Update: Judge James E. Boasberg of the United States District Court for the District of Columbia announced on Wednesday afternoon that he would postpone his decision on the Dakota Access Pipeline until September 9, to allow time for further consideration.
By the end of the year, there will be a new 1,172-mile oil pipeline snaking its way across the Midwest. That is, unless a Native American tribe wins its case that the Army Corps of Engineers failed its due diligence to consider violations to laws like the Clean Water Act and the National Historic Preservation Act.
On Wednesday, August 24, it will be up to a federal court in Washington, D.C. to effectively determine the pipeline’s fate.
Whether you’ve been following closely or this is your first time hearing about one of the biggest battles since Keystone XL, here’s what you need to know:
What is the fuss in court over?
The Dakota Access pipeline (DAPL) would carry 570,000 barrels of oil per day from the Bakken region of northwest North Dakota to a refinery in Illinois. There, the oil would be refined and sent to markets along the East Coast and down to the Gulf of Mexico.
The Army Corps of Engineers gave DAPL permission to build in late July, despite pending lawsuits and active local resistance. One of those lawsuits, filed in federal court by the Standing Rock Sioux tribes against the Army Corps of Engineers, is the one being heard in federal court in Washington, D.C. on Wednesday.

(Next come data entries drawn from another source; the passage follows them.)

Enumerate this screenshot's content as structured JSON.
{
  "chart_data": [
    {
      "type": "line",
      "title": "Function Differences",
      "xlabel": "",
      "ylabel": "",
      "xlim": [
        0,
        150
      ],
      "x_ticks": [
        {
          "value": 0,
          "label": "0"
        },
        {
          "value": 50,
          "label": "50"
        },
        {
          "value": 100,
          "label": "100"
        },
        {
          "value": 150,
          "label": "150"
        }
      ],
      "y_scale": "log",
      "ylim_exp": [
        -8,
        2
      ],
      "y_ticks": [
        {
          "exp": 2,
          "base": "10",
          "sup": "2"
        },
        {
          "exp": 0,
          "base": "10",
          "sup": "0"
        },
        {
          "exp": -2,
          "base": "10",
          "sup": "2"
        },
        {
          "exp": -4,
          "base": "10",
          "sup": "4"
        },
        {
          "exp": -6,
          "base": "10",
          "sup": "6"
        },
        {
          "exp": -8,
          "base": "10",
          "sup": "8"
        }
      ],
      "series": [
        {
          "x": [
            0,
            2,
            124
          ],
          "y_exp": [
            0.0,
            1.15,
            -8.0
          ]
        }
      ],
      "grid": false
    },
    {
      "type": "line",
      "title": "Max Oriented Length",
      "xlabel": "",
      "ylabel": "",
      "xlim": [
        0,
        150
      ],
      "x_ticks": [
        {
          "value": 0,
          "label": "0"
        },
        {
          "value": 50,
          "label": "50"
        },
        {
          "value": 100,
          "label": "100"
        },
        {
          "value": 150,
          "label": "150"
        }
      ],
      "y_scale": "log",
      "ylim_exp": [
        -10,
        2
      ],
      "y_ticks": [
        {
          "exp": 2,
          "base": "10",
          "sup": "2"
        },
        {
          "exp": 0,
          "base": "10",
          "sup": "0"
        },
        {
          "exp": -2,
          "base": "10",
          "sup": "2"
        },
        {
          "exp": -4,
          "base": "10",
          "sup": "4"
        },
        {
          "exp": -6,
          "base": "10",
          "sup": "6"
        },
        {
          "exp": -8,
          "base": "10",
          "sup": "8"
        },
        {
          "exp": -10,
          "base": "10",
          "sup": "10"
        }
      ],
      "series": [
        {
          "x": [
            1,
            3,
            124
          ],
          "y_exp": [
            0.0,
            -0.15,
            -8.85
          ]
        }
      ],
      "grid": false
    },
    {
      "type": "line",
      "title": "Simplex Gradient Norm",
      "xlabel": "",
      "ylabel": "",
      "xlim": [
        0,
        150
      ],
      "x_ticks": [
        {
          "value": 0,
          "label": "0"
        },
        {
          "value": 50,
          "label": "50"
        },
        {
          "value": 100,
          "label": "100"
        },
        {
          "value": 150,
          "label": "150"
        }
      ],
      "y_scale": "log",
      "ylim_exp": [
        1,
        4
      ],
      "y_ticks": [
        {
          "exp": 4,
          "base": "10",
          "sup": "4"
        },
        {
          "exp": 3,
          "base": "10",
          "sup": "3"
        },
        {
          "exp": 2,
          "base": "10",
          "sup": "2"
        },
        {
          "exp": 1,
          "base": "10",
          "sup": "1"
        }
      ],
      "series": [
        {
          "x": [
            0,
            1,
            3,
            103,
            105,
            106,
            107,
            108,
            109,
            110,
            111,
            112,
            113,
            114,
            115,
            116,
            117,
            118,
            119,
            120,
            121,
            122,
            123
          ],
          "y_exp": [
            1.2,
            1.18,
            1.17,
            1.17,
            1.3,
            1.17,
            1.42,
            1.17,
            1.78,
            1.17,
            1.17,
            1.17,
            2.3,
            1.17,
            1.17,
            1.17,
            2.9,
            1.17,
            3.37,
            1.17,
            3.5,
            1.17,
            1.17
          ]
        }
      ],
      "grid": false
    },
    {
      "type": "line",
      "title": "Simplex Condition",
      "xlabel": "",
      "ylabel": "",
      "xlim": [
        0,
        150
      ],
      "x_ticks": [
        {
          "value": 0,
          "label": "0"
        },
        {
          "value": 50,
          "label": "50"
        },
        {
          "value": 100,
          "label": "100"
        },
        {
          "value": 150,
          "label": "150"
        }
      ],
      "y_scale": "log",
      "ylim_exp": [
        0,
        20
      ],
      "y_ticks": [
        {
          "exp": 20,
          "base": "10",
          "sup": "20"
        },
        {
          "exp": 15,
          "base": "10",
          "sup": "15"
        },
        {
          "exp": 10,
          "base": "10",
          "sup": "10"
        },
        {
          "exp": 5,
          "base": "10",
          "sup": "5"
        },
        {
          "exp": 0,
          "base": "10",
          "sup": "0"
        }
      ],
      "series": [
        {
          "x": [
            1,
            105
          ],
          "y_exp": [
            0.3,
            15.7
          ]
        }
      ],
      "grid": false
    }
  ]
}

The suit claims the pipeline will cause “irreparable” damage to sacred lands at the confluence of the Cannonball and Missouri Rivers. “Industrial development of that site for the crude oil pipeline has a high potential to destroy sites eligible for listing in the National Register,” according to the lawsuit. It further alleges that Dakota Access LLC failed its responsibility to adequately consult with tribes before construction, in violation of the National Historic Preservation Act. The Missouri River (Standing Rock’s only water source) and “water” itself is of vital cultural importance, the suit adds.
If the court rules in the tribe’s favor, stop-work orders will be issued on construction all along the route.
Who is unhappy?
DAPL’s route crosses agricultural land, protected wildlife habitats, and three major rivers: the Missouri, the Mississippi, and the Big Sioux.
This has a lot of different interests on edge and in the trenches.
Faced with eminent domain, property owners in Iowa are fighting their own legal battle. Nine landowners requested an emergency stop to pipeline construction on the grounds that the Iowa Utilities Board, which granted Dakota Access its construction permits, had done so outside of its jurisdiction. (The board’s application of eminent domain, they argued, would only be legal if Dakota Access were a public utility.)
That legal battle isn’t going so well: On Monday, a district court denied the emergency stop, reports the Des Moines Register.
The pipeline is also bad news for the Standing Rock Lakota, Dakota, and Nakota Nations, for whom Missouri River is a sole source of water on the prairie and who worry that construction will disrupt certain historical sites.
What are the stakes for the environment?
Pipelines, as we know, spill. One of DAPL’s stakeholders, Enbridge Energy, was responsible for one of the worst, preventable oil spills on land in recent memory: more than 1 million gallons in the Kalamazoo River in Michigan.
For climate change activists like Bill McKibben, stopping DAPL construction is another major battle in their campaign to keep fossil fuels in the ground. DAPL, as Mother Jones notes, is just seven miles shorter than the defeated Keystone XL pipeline.
What are protesters doing about it?
An hour south of Bismarck, protesters have gathered since April near Cannon Ball, N.D., where Dakota Access plans to lay pipe under the Missouri River. In recent weeks, the ranks of protests swelled from several dozen to more than 800.
The heavily-policed scene has not been without incident. More than 20 people have been arrested in the last few weeks, and a roadblock guarded by state police established on Highway 1806, which leads to the protest site and the Standing Rock reservation.
Officials pulled state emergency resources like water and trailers from the protest camp on Monday, after the Morton County Sheriff’s Department claimed officers had been threatened with physical violence and pipe bombs (an allegation that protest organizers adamantly denied to Grist and other outlets).
At the protest site, hundreds of protesters plan to continue to occupy the area near Dakota Access’s entry point into the Missouri. Regardless of the outcome of Wednesday’s court date, activists have no plans to back down, organizer Tara Houska told Grist in a phone call last Friday.
“I think it goes without saying that the camp is committed to not have the pipeline put under the river,” she said.
If Standing Rock prevails in D.C. court on Wednesday, construction will halt across the pipeline’s multi-state path, pending more rigorous tribal consultations. The Army Corps of Engineers may also be required to conduct an environmental impact assessment for the pipeline as a whole.
This court battle is one of protesters’ last, best hopes for halting DAPL’s start date. They plan on making a whole lot of noise on Wednesday, and in coming weeks, to make sure they’re heard.